Effects of psychosocial development
The child who is born deaf and deprived of the full verbal communicative interaction with the parents is prone to internalize thoughts and feelings, lacking the opportunity to experience the full range of sensory experiences necessary to relate to the parent and the environment. The deaf child usually is impulsive and socially immature, struggling to adapt in any way possible to the deficit. As Boothroyd (1982) has noted: “They perceive themselves as being acted upon more than acting and may compensate by developing rigid and manipulative behaviors”. Hess (1960) writes of the tendency for these children to have a fantasy life that excludes awareness of the individuality of others and being unable to approach new situations in a flexible manner. Roberts and Hindley (1999) describe a complex interweaving of social, medical, and cultural factors related to the deaf child’s communication, which in turn may be relates etiologically or incidental to psychiatric disorder.
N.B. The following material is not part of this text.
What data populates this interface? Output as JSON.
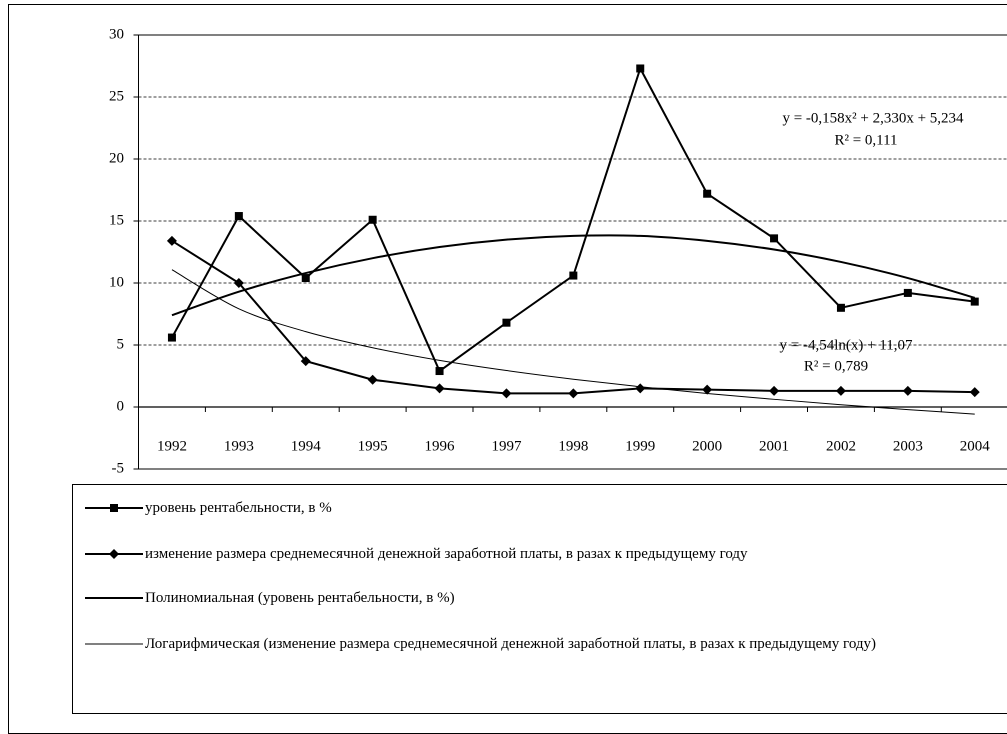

Because normal cognitive and speech-language development is likely to suffer in these children, it seems remarkable that many are able to adapt at all despite their isolation from a hearing environment. Perhaps, a good number of them learn to cope with their loss by utilizing other own unique defense mechanisms. Appropriate and early professional intervention and support from knowledgeable parents certainly contribute further to the adjustment. We would go beyond the scope of the present text to encompass the complex and still controversial issues surrounding the habilitation, education, and position in society of the deaf child. Hindley (1997), however, presents a though review of the psychiatric aspects of hearing-impaired children with particular emphasis on the deafened or deaf child.
Children with a lesser degree of hearing impairment, although having the advantage of greater sensory exposure to others and their environment, also may suffer psychosocially. Those who incur hearing loss after having learned speech and language have to adjust to their changed circumstances, but they do so with varying degrees of frustration, anxiety, guilt, and inappropriate behavior. They, too, are struggling to adapt and depending on the nature and degree of parental support and professional intervention, will learn to cope accordingly.
Consistent with the theme of this book, we hesitate to generalize how children will respond to their loss and the effort employed to help them. The many complex variables inherent in the interpersonal communicative process and the unique constitutional coping process of the child often determine the outcome. We should, therefore, not be surprised when we encounter profoundly deaf children who are less impaired or have already established speech and language. Indeed, “it may be easier to live with what one has never had than to live with what one has lost.”
For adolescents, deafness or acquired hearing impairment have very special implications. Because the peer group often is the determining factor defining social competence, the hearing-impaired adolescent is vulnerable to social rejection, precipitating depression, withdrawal, or regression to a less mature emotional state. Christopher, Nangle, and Hansen (1993) review extensively procedures in social-skills training with adolescents, employing a behavioral approach that appears promising. For the individual who was born deaf, depending on earlier educational and habilitative intervention, adolescence is the crossroads for embarking on a path toward the world of the deaf, the world of the hearing, or a compromised adaptation to both. Regardless of degree of impairment, the entire adjustment is shaped by intellectual, family, and unique individual character factors as well as by the quality of previous educational and habilitative efforts.